She's been sleeping in the car, by the way. She'd left The Homestead yesterday mid-morning and spent her first night off on a dirt road about ten minutes off the freeway, thirty minutes outside of Kansas City into Missouri. Anthony had gifted her and Hector with his old Subaru, so Lola had folded down the seats in the back and wrapped herself up in several blankets before drifting off to sleep. The night was cold even with the multiple covers and warm layers of clothes that she wore, but she survived it unscathed.

She stood now pumping gas into the blue Subaru Forester that she'd already driven partway across the country over the past two days. She stared with unfocused eyes forward at the numbers ticking up in dollars and gallons both, and contemplated what, if anything, she should buy from the station inside before she drove away.

She was also thinking of where the gun should go while she slept so she didn't put herself in risk of rolling onto it, but could still access it quickly and easily.

She was thinking about how her first meeting with one of Hector's relatives (if you exclude that time she beat up his great-grandfather) was going to go.

She was more nervous about how the second sister and the city she lived in (New fucking York, god damnit) was going to end up.

The numbers on the gas pump read $32.22 when the pump clicked and the flow of gasoline cut off.
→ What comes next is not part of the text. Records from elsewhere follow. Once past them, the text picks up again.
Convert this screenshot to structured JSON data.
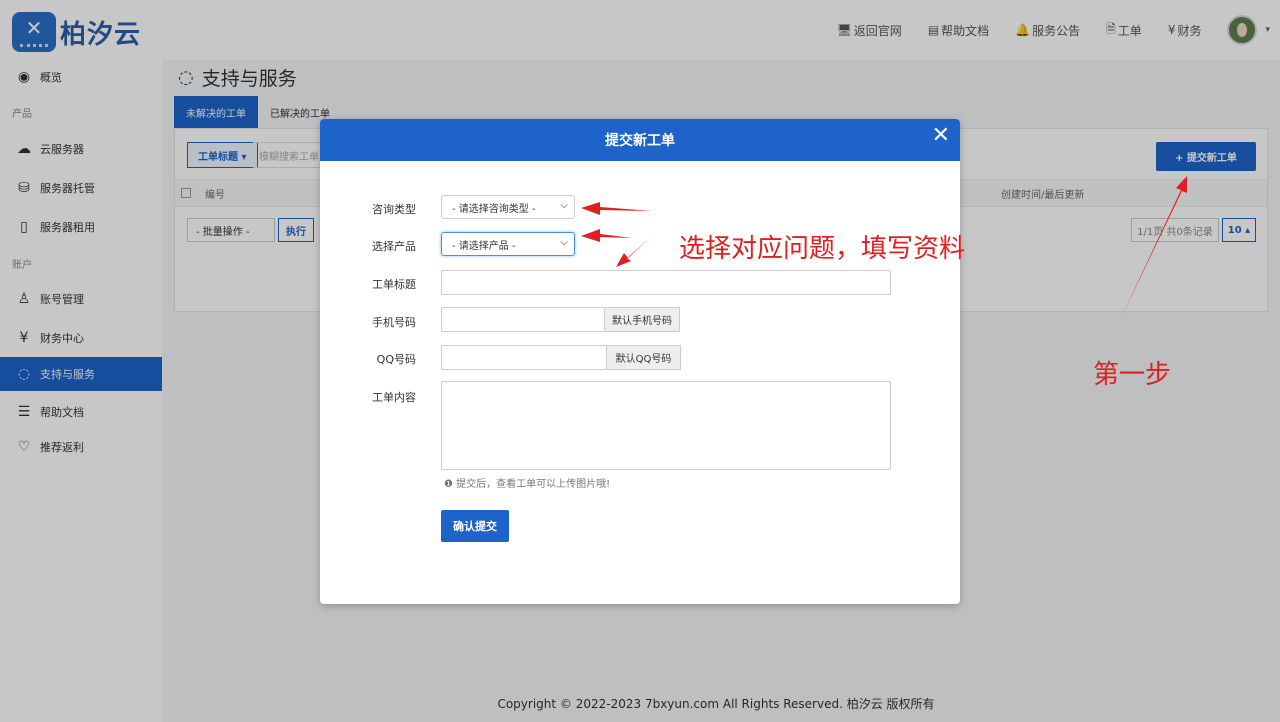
{
  "brand": {
    "logo_text": "柏汐云",
    "logo_mark": "✕"
  },
  "topnav": [
    {
      "icon": "🖥",
      "label": "返回官网"
    },
    {
      "icon": "▤",
      "label": "帮助文档"
    },
    {
      "icon": "🔔",
      "label": "服务公告"
    },
    {
      "icon": "🗎",
      "label": "工单"
    },
    {
      "icon": "¥",
      "label": "财务"
    }
  ],
  "sidebar": {
    "overview": {
      "icon": "◉",
      "label": "概览"
    },
    "group_products": "产品",
    "cloud_server": {
      "icon": "☁",
      "label": "云服务器"
    },
    "hosting": {
      "icon": "⛁",
      "label": "服务器托管"
    },
    "rental": {
      "icon": "▯",
      "label": "服务器租用"
    },
    "group_account": "账户",
    "account": {
      "icon": "♙",
      "label": "账号管理"
    },
    "finance": {
      "icon": "¥",
      "label": "财务中心"
    },
    "support": {
      "icon": "◌",
      "label": "支持与服务"
    },
    "docs": {
      "icon": "☰",
      "label": "帮助文档"
    },
    "referral": {
      "icon": "♡",
      "label": "推荐返利"
    }
  },
  "page": {
    "title_icon": "◌",
    "title": "支持与服务",
    "tabs": [
      "未解决的工单",
      "已解决的工单"
    ],
    "filter_label": "工单标题 ▾",
    "filter_placeholder": "模糊搜索工单",
    "new_ticket_label": "+ 提交新工单",
    "col_number": "编号",
    "col_date": "创建时间/最后更新",
    "bulk_label": "- 批量操作 -",
    "exec_label": "执行",
    "pager_label": "1/1页 共0条记录",
    "perpage_label": "10 ▴"
  },
  "footer": "Copyright © 2022-2023 7bxyun.com All Rights Reserved. 柏汐云 版权所有",
  "modal": {
    "title": "提交新工单",
    "close": "✕",
    "type_label": "咨询类型",
    "type_value": "- 请选择咨询类型 -",
    "product_label": "选择产品",
    "product_value": "- 请选择产品 -",
    "subject_label": "工单标题",
    "phone_label": "手机号码",
    "phone_default": "默认手机号码",
    "qq_label": "QQ号码",
    "qq_default": "默认QQ号码",
    "content_label": "工单内容",
    "hint": "❶ 提交后，查看工单可以上传图片哦!",
    "submit": "确认提交"
  },
  "annotations": {
    "instruction": "选择对应问题，填写资料",
    "step": "第一步",
    "color": "#e02020"
  }
}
Lola blinked the world back into focus and went about the duty of replacing the nozzle in its holster on the pump. As she moved, a figure was brought to her attention in her peripherals. She looked across to the other row of pumps to see a man somewhere in his early thirties, dressed in a windbreaker and sweatshirt and ball cap. He had paused while circling back to the driver's side door of his car and taken his open time taking in the view from behind of the Kinfolk.

When she looked back and made bold, challenging eye contact, the man blinked like he was surprised. Yet rather than breaking his eye contact or pretending he wasn’t watching, he raised his light eyebrows at her, smirked a crooked-toothed kind of smile, and nodded his head upward at her. Hey girl, the message was clearly portrayed. I like what I see.
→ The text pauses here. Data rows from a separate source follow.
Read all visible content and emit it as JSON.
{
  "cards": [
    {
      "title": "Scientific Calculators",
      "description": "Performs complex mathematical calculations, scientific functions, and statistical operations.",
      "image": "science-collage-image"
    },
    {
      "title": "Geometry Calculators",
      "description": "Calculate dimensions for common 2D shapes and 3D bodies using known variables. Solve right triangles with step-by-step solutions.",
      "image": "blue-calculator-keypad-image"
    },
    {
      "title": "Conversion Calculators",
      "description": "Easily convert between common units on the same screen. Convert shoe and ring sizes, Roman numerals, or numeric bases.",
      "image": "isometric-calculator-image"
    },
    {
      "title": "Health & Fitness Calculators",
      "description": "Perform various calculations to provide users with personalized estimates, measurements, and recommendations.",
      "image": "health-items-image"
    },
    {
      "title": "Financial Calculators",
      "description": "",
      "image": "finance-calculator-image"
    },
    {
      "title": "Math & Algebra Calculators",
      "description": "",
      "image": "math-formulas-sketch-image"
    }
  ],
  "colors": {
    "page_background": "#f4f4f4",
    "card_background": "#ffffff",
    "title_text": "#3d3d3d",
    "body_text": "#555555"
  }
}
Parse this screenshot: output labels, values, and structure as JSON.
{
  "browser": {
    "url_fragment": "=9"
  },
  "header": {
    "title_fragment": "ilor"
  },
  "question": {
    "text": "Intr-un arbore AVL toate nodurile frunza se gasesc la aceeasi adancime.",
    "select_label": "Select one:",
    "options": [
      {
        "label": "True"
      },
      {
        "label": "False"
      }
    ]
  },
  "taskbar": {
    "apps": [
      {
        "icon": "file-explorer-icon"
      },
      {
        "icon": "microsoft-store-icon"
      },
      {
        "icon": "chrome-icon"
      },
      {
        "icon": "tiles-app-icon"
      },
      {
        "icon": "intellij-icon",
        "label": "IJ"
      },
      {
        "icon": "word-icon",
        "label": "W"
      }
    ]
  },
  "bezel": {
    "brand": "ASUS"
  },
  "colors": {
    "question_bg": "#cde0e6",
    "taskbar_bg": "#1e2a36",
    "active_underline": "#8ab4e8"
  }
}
Most women would ignore it. He was harmless provided he stayed at his car and didn’t say anything to her. He wouldn’t be worth the energy. To Lola, though, this was two things—one, an opportunity to stretch her legs and let loose some of the stress and tension that she’s been feeling. Two, insurance: the only promise that this man wouldn’t follow her in his car and make things worse for her and himself both was to make sure he had no desire to follow her in the first place.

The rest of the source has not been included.